Facts and Background

  • Facts and Background:

    Nimet Behar, a 49-year-old woman at the time of the incident, worked for defendant bank for four years, from November 23, 2005 through September 16, 2009, as a priority banking manager. 

    Clorinda Greek, a 63-year-old woman at the time of the incident, worked for defendant bank for 13 years, from June 24, 1996 through September 16, 2009, as a priority banking associate. 

    In mid-July of 2009, plaintiff Behar told the bank branch manager that her immediate supervisor was falsifying numbers in order to be eligible for a larger percentage of a bonus pool.  Plaintiff's branch manager agreed to meet with Behar, then at the last minute told Behar that the supervisor would also be at the meeting.  The supervisor was very angry at the falsification accusation.  After that, her attitude toward Behar changed, and she became very nitpicky and demanding. 

    In September of 2009, defendants terminated Behar and Greek,  stating that they violated company policy by allegedly investing in a bank customer’s business, violating Union Bank's policy against conflicts of interest.  The incident in question had happened more than two years before Behar and Greek were fired.  Additionally, management had been aware of the investment at issue for at least two years.

  • Plaintiff's Contentions:

    That the defendant bank's branch manager as well as the immediate supervisor of plaintiffs engaged in discriminatory  behavior toward plaintiffs. The branch manager made it clear that he preferred to work with Persian employees (Ms. Greek was born in Nicaragua and Ms.
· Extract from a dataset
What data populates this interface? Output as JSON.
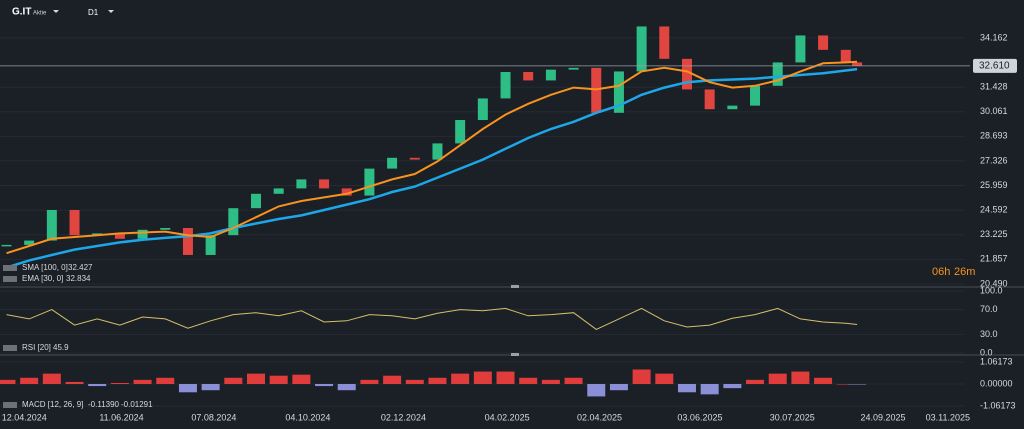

Behar was born and raised in Cyprus). That their direct supervisor said, “I like training young people” and their branch manager said, “I want younger sales people, they are hungry.”
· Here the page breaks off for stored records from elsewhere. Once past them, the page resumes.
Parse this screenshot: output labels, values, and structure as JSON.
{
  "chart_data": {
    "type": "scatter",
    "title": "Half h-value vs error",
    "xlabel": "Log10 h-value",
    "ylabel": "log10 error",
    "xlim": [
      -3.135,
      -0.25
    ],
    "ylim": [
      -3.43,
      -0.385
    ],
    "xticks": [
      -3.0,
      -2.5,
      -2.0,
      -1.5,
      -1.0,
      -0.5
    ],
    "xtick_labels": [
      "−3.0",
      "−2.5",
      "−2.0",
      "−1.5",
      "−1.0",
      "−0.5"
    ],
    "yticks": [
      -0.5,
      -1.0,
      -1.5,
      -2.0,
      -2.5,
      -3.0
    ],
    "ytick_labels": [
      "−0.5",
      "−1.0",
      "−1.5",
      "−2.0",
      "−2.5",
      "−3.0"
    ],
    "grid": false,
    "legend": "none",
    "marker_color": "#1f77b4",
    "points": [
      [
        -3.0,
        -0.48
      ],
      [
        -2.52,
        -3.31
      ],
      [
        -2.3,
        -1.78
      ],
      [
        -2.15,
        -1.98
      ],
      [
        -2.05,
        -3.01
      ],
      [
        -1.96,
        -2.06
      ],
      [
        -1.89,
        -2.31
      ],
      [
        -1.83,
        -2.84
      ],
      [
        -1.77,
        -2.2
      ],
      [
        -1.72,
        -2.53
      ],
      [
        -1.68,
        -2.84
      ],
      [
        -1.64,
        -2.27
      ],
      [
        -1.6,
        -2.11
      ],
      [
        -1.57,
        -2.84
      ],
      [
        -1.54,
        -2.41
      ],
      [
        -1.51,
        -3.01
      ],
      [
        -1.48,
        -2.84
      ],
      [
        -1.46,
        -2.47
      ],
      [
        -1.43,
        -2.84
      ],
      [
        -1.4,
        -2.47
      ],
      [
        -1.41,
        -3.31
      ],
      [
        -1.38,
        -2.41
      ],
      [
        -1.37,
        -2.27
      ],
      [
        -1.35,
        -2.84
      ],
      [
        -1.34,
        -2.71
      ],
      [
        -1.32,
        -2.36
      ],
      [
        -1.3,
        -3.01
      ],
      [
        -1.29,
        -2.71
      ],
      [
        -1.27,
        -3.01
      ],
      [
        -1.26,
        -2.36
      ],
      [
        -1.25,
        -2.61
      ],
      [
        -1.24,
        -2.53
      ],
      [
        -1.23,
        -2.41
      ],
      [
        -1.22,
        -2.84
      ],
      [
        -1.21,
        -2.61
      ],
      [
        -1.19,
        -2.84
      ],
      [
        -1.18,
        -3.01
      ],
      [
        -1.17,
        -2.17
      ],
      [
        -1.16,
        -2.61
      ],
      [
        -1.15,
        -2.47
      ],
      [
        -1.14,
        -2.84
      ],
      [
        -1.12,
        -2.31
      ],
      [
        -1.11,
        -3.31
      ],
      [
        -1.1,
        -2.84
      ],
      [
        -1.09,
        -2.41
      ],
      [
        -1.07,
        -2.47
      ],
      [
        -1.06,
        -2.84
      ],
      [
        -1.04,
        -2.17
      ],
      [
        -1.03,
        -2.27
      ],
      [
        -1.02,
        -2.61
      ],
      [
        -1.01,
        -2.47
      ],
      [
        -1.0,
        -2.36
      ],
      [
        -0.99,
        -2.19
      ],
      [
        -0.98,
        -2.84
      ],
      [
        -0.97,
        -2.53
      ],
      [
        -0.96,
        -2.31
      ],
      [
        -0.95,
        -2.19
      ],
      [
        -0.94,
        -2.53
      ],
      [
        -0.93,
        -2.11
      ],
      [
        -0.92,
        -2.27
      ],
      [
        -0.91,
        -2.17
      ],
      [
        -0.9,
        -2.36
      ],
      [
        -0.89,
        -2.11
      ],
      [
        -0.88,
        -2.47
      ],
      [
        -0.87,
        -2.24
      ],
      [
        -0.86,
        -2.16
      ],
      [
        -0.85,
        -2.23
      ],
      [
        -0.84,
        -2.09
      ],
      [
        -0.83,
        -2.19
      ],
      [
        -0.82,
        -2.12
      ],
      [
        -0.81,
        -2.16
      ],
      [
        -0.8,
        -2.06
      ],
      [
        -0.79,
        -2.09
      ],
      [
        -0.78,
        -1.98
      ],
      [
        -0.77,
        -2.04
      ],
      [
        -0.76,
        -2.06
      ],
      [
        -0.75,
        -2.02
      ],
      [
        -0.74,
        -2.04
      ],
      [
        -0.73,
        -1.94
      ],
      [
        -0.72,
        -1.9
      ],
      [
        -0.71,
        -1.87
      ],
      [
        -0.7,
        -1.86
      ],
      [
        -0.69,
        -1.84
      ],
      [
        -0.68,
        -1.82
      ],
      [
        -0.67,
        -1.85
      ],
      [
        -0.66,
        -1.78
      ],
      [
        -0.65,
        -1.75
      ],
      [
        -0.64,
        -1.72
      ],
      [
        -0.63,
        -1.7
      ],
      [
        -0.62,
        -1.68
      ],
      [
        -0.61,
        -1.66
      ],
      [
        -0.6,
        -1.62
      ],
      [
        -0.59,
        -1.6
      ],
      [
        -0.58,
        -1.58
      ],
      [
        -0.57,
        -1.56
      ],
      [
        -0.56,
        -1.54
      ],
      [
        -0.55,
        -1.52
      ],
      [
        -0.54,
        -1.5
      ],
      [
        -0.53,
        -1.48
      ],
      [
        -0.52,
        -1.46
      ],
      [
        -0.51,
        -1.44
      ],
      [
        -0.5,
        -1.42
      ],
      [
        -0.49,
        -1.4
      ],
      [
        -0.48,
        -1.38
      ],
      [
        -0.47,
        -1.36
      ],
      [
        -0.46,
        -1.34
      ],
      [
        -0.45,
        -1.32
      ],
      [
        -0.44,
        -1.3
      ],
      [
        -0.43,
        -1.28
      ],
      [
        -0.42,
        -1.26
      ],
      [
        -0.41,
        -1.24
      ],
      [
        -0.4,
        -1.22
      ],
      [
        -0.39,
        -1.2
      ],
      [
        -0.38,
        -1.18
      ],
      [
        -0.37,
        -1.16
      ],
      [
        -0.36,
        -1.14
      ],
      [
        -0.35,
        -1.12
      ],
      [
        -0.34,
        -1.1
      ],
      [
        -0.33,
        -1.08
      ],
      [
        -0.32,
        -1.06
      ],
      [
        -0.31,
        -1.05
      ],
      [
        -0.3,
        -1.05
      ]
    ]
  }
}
    That at all times, plaintiffs performed their duties in an exemplary manner and were never written up or otherwise disciplined.
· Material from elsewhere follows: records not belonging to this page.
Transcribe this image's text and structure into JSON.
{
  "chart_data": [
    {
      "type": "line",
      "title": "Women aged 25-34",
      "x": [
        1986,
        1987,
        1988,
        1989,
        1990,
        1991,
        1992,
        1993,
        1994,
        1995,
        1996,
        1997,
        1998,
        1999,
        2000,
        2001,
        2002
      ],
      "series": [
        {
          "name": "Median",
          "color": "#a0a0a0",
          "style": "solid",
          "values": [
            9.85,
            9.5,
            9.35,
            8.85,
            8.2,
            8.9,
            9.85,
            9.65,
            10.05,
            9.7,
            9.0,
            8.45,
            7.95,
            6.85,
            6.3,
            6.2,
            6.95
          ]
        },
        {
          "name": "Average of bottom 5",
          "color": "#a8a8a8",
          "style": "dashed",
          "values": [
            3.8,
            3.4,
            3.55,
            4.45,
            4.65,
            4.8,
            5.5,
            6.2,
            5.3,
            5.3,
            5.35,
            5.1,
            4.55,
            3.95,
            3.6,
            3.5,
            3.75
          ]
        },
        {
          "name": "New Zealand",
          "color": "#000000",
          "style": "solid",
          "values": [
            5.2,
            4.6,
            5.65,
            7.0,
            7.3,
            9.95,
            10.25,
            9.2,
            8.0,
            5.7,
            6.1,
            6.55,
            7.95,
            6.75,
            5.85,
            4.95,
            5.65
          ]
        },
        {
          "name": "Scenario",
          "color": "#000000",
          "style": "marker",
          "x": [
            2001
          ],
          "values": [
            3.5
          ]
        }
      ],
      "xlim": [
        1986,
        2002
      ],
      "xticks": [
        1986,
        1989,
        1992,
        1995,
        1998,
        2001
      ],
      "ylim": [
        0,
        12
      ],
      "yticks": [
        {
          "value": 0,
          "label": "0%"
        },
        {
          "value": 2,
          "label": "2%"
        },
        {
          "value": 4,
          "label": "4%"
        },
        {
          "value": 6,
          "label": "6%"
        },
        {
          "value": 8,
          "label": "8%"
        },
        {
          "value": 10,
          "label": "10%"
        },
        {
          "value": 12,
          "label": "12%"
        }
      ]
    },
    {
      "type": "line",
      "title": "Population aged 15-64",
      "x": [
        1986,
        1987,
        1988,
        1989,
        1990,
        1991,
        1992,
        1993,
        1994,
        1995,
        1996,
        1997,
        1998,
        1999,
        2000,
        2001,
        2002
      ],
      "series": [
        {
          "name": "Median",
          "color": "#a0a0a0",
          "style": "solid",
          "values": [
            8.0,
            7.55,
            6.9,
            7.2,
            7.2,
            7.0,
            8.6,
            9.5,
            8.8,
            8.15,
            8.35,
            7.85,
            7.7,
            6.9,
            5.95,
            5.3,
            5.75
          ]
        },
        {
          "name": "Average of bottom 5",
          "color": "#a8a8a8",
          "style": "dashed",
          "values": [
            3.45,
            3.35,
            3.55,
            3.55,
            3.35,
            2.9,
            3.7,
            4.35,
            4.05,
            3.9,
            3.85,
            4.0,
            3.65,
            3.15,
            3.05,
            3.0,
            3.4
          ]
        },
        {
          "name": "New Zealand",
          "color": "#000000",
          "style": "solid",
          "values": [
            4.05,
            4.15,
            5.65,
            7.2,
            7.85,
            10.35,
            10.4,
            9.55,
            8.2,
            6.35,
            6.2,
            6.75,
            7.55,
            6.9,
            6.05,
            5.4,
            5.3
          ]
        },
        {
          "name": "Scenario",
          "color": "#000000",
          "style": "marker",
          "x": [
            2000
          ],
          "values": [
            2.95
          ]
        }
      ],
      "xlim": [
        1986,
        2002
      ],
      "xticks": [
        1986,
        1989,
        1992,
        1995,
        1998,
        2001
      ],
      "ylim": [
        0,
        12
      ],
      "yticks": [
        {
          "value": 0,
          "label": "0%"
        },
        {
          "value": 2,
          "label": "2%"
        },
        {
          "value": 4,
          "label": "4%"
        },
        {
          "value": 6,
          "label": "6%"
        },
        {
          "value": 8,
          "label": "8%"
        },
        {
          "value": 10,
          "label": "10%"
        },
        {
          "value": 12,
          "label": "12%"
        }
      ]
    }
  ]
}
    That defendants discriminated, harassed and retaliated against them based on their ages, national origins and ancestries, wrongfully terminated them in violation of public policy and caused the plaintiffs to engage in self-defamation (by forcing plaintiffs to repeat the false pretense given for their termination to other potential employers), all of which resulted in harm to plaintiffs.

  • Defendant's Contentions:

    Defendants deny all of plaintiffs’ allegations and damages. Defendants deny that any action on their behalf was taken illegally, and likewise deny that plaintiffs suffered the damages.

Injuries and Other Damages

  • Emotional distress.

Disclaimer

This is not an official court document. While the publisher believes the information to be accurate, the publisher does not guarantee it and the reader is advised not to rely upon it without consulting the official court documents or the attorneys of record in this matter who are listed above.